Oyez, a website based in the Chicago-Kent College of Law that focuses on the history of the Supreme Court, labeled Breyer “the most pragmatic justice on the bench.”

“His decisions are often guided by maneuvering around the real life consequences to the people affected by the decision. This principle can abandon the strict interpretation some of his fellow justices favor, particularly the more conservatives [sic] ones,” stated Oyez.

“Breyer opposes the originalism approach, which is most often associated with Justice [Antonin] Scalia and demands a strict interpretation of the language of the Constitution.”

Last June, Breyer authored the majority opinion in the case of Mahanoy Area School District v. B.L., which ruled that a Pennsylvania school overstepped its bounds when it punished a cheerleader for a profanity-laden social media post.

In an 8-1 decision, Breyer wrote that “the school itself has an interest in protecting a student’s unpopular expression, especially when the expression takes place off campus.”

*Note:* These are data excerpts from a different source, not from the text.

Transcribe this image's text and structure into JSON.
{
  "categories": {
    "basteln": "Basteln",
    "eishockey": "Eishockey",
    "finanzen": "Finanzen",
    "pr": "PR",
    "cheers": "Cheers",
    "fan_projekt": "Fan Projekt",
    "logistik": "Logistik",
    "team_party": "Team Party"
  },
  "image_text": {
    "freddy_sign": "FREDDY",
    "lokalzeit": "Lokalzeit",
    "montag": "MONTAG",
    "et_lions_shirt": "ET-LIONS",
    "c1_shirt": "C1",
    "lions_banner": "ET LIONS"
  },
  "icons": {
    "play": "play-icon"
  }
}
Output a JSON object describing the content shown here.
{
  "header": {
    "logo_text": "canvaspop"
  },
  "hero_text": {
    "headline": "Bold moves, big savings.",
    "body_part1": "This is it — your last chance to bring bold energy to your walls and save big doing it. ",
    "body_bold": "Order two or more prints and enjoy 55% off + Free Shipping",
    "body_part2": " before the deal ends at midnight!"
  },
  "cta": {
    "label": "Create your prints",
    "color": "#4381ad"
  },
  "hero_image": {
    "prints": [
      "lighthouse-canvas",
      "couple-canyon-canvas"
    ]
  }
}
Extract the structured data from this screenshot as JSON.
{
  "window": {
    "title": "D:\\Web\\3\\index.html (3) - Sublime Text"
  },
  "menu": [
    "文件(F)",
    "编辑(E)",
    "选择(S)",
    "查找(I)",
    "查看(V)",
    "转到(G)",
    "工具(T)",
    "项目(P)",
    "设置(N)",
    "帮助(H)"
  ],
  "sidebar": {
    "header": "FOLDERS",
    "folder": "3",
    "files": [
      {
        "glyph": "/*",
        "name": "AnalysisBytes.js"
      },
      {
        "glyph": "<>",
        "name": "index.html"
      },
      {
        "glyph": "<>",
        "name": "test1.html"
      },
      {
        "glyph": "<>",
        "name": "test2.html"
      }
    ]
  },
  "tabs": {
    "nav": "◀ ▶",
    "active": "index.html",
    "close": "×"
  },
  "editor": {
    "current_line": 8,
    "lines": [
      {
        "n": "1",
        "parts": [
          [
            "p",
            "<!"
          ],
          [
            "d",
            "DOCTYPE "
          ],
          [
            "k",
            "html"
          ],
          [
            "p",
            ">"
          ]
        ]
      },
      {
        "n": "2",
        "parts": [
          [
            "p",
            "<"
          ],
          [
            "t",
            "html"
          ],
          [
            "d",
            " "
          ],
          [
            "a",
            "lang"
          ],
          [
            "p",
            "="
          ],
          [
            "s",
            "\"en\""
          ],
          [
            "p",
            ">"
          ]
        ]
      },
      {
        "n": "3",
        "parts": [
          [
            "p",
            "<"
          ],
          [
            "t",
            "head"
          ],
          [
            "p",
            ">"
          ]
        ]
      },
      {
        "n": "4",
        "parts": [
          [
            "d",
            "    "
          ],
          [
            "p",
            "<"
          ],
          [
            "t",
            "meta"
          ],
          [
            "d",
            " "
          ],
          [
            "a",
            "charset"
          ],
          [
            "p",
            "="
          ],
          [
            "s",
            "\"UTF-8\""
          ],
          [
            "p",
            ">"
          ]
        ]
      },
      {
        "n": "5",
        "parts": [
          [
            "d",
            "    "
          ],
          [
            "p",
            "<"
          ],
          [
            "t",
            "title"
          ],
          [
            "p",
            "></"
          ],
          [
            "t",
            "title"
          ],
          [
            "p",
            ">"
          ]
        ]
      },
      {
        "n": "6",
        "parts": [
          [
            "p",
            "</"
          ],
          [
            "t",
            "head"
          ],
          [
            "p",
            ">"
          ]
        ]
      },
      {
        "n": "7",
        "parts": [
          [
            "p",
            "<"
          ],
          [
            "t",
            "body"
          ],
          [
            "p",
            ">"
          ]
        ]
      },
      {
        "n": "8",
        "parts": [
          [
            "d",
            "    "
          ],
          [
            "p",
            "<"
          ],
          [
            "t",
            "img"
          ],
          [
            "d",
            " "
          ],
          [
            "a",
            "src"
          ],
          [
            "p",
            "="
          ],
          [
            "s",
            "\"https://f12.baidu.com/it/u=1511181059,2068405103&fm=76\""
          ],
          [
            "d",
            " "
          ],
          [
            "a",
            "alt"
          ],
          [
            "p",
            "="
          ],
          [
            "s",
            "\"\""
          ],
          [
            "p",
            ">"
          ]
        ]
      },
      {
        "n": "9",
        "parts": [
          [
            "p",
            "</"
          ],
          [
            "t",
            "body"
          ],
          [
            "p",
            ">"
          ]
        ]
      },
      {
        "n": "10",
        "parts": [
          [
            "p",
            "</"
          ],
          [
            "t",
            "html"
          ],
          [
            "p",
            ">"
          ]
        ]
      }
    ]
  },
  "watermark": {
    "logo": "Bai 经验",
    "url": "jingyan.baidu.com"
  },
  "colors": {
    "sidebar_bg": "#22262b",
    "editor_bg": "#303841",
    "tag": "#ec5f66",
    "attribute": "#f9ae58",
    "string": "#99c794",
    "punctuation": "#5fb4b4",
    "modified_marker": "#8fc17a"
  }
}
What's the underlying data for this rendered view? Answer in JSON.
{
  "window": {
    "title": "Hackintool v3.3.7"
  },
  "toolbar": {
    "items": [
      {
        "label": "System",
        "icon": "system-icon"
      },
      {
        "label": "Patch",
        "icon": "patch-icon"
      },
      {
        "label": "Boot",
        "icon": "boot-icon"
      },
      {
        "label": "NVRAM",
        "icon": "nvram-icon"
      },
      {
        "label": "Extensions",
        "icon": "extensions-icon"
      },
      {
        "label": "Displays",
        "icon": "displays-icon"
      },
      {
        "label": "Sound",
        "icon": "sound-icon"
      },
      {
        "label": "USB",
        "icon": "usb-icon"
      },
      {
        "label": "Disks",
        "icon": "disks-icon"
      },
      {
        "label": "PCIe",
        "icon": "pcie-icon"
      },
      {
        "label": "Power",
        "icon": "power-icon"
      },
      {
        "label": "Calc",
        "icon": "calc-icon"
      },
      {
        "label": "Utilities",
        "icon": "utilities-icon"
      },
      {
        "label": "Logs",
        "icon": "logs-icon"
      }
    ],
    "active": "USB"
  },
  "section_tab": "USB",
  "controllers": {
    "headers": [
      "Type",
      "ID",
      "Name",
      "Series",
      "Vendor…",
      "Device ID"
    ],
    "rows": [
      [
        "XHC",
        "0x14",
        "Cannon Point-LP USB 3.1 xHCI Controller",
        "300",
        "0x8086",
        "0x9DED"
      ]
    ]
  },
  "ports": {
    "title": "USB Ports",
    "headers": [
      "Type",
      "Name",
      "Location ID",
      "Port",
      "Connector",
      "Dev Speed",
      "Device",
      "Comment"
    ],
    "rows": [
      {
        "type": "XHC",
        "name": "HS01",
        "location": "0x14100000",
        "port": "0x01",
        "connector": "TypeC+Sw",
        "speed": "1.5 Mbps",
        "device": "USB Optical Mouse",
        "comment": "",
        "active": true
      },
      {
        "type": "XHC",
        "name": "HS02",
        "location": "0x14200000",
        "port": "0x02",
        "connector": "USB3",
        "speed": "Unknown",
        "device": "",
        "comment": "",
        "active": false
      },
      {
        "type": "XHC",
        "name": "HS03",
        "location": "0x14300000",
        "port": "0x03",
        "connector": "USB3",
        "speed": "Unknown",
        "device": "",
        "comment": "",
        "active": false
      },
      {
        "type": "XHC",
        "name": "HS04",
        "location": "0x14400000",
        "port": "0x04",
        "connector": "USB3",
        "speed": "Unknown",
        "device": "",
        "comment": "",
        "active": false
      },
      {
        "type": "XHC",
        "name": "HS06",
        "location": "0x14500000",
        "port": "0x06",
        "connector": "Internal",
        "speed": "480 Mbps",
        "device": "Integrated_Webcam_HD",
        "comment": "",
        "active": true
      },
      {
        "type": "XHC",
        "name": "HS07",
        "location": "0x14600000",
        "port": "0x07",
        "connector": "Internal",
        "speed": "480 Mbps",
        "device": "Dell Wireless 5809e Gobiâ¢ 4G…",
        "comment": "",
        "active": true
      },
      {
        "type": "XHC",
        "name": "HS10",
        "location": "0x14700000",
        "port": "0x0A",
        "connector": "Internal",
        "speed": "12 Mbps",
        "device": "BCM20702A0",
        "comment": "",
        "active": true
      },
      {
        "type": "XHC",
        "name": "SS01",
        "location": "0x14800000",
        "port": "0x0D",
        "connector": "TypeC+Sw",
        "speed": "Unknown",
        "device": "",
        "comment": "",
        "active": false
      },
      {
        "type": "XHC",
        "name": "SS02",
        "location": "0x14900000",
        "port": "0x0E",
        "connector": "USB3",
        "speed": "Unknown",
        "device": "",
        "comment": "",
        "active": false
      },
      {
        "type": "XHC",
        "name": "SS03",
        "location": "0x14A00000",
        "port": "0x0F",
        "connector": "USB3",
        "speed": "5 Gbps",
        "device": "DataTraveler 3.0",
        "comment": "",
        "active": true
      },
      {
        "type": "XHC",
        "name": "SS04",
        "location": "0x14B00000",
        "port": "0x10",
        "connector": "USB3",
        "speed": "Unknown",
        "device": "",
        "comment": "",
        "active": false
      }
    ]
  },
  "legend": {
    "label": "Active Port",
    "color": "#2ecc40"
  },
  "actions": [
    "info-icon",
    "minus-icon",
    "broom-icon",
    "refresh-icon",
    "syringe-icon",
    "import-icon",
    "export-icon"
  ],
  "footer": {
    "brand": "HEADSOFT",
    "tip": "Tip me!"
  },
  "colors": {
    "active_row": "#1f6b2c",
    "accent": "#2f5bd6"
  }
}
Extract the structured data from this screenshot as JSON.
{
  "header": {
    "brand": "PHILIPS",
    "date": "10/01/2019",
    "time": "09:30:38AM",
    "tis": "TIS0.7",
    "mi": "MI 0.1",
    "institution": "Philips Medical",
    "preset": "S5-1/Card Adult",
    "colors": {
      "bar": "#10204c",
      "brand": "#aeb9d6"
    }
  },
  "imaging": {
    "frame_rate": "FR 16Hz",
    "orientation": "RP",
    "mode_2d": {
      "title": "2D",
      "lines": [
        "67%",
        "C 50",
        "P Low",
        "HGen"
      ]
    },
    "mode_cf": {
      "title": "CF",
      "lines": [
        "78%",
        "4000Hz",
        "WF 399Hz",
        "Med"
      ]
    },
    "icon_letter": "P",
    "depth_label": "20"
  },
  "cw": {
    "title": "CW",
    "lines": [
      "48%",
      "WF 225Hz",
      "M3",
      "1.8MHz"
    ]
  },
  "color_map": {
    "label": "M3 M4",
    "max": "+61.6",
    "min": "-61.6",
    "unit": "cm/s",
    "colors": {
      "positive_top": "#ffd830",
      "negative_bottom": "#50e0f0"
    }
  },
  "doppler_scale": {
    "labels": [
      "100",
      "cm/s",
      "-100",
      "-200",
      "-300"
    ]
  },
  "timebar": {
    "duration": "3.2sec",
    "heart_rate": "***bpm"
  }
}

“Putting aside the vulgar language, the listener would hear criticism, of the team, the team’s coaches, and the school — in a word or two, criticism of the rules of a community of which B. L. forms a part,” wrote Breyer.

“This criticism did not involve features that would place it outside the First Amendment’s ordinary protection. B. L.’s posts, while crude, did not amount to fighting words.”

Breyer authored the majority opinion in the abortion-related case of June Medical Services v. Russo, which struck down a Louisiana law requiring abortionists to have admitting privileges at hospitals near their practice so they can assist emergency room doctors when a patient suffers an emergency. He also authored the majority opinion in a ruling against a similar Texas law in 2016.